Amid the raging three-ring circus of celebrity divorces and custody battles is Sandra Bullock and her husband, Jesse James. For many reasons, this one has caught my eye. One, Sandra Bullock is among my favorite actresses. Two, the case has so many parallels to stepmom stories I read on blogs and experience in my own life.
The quick background: Jesse James has custody of his five-year-old daughter, Sunny. His ex-wife, Janine Lindemulder, is seeking custody now that she has been sprung from prison for tax evasion.
Though Sunny is tossed about as an occasional token, the focus of this case derailed almost immediately from the child to the supposed scratch-and-claw battle between the ex and the new wife. *yawn* One headline cheered “Sandra Bullock Battles Porn Star Janine Lindemulder for Child Custody“, as if the two were locked in a topless mud wrestling pit down at the local strip joint, where at least Lindemulder would feel right at home.

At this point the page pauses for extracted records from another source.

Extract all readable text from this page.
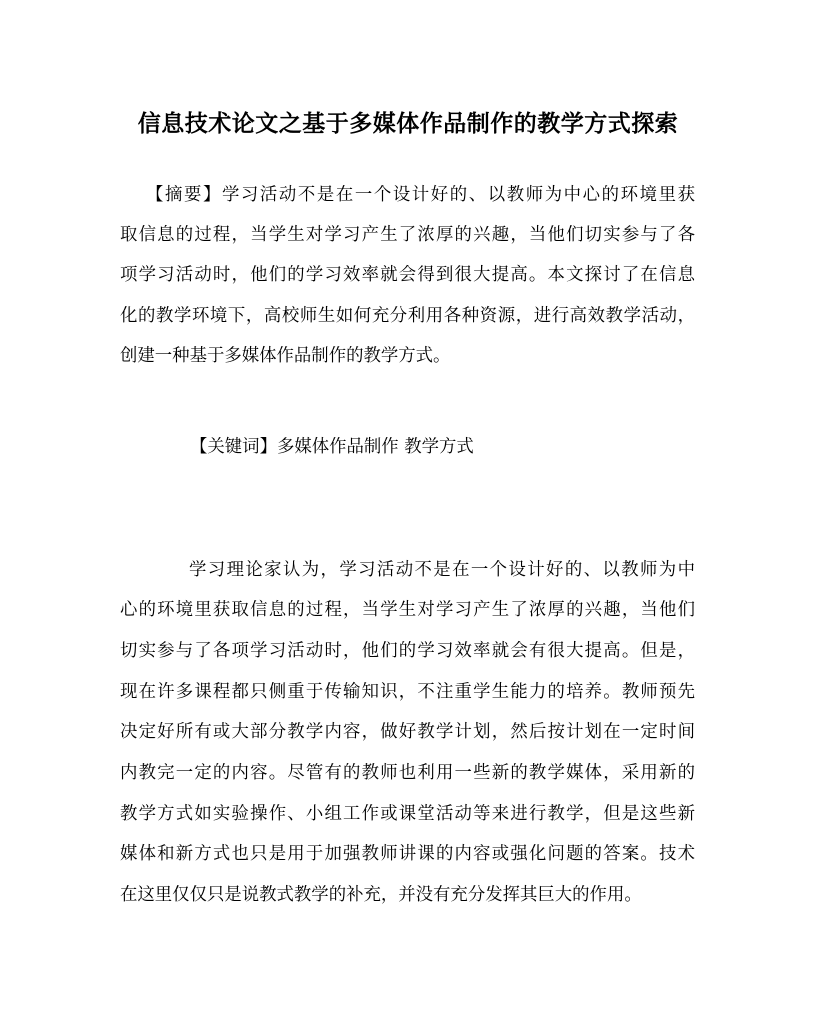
信息技术论文之基于多媒体作品制作的教学方式探索
【摘要】学习活动不是在一个设计好的、以教师为中心的环境里获
取信息的过程，当学生对学习产生了浓厚的兴趣，当他们切实参与了各
项学习活动时，他们的学习效率就会得到很大提高。本文探讨了在信息
化的教学环境下，高校师生如何充分利用各种资源，进行高效教学活动，
创建一种基于多媒体作品制作的教学方式。
【关键词】多媒体作品制作 教学方式
学习理论家认为，学习活动不是在一个设计好的、以教师为中
心的环境里获取信息的过程，当学生对学习产生了浓厚的兴趣，当他们
切实参与了各项学习活动时，他们的学习效率就会有很大提高。但是，
现在许多课程都只侧重于传输知识，不注重学生能力的培养。教师预先
决定好所有或大部分教学内容，做好教学计划，然后按计划在一定时间
内教完一定的内容。尽管有的教师也利用一些新的教学媒体，采用新的
教学方式如实验操作、小组工作或课堂活动等来进行教学，但是这些新
媒体和新方式也只是用于加强教师讲课的内容或强化问题的答案。技术
在这里仅仅只是说教式教学的补充，并没有充分发挥其巨大的作用。
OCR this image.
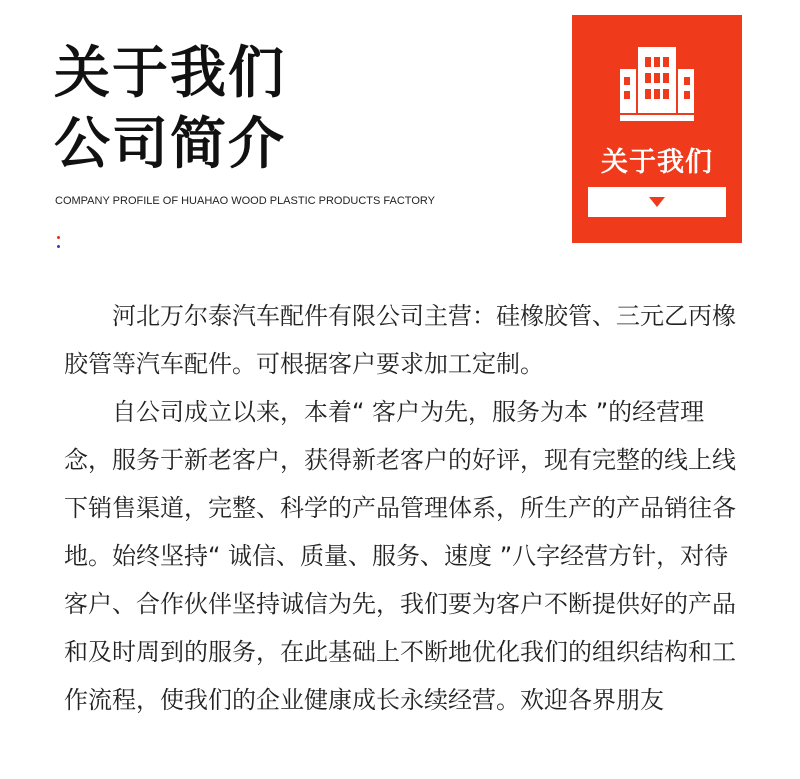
关于我们
公司简介
COMPANY PROFILE OF HUAHAO WOOD PLASTIC PRODUCTS FACTORY
关于我们

河北万尔泰汽车配件有限公司主营：硅橡胶管、三元乙丙橡胶管等汽车配件。可根据客户要求加工定制。

自公司成立以来，本着“ 客户为先，服务为本 ”的经营理念，服务于新老客户，获得新老客户的好评，现有完整的线上线下销售渠道，完整、科学的产品管理体系，所生产的产品销往各地。始终坚持“ 诚信、质量、服务、速度 ”八字经营方针，对待客户、合作伙伴坚持诚信为先，我们要为客户不断提供好的产品和及时周到的服务，在此基础上不断地优化我们的组织结构和工作流程，使我们的企业健康成长永续经营。欢迎各界朋友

For her part, Lindemulder felt the need to appear on Good Morning America to make childish comments about Bullock. The comment that stood out most to me, once I dug past the unfounded insults, poor-me whining, and banal King-Kong-like grunting and uterus-thumping, was this one by Lindemulder:
“I am the best mother I can be.”
I bet that she is. I believe that a lot of women and men are, indeed, the best parent they can be. The problem is when their best is not good enough to appropriately and properly care for a child who depends on them and needs to be able to trust them.
Custody battles bring out the worst in many people, and they get their ugly on in ways that cut the kids to bits. At the end of the day, if you have used your kids as weapons, lied to them, lied about them, refused to let them see their other parent, put down their other parent in front of them, manipulated them, and ultimately prioritized your own egotistical wants over their feelings and needs, well, then the best parent you can be is a pretty damn shitty one.
Two comments by Bullock also stayed with me. One is, “I seemed to have stepped in right when I needed to be there.”
Gary told me once that I came along to pick up the pieces of five broken hearts (his, and four kids’) and put them back together just when they needed it. It is my guess that many stepmoms, particularly those in a situation with a volative and selfish ex-wife, find themselves continually in the role of buffering and repairing the ongoing damage to the kids and to the father caused by reckless and self-serving actions on the part of a self-proclaimed Mommy of the Year.
Bullock also had this to say about being a stepmom: “I may never hear that word ‘mom.’ But being a parent is not about breeding. It’s about caring.”
Really, I have nothing to add to her comment; she summed it up perfectly all by herself, eh?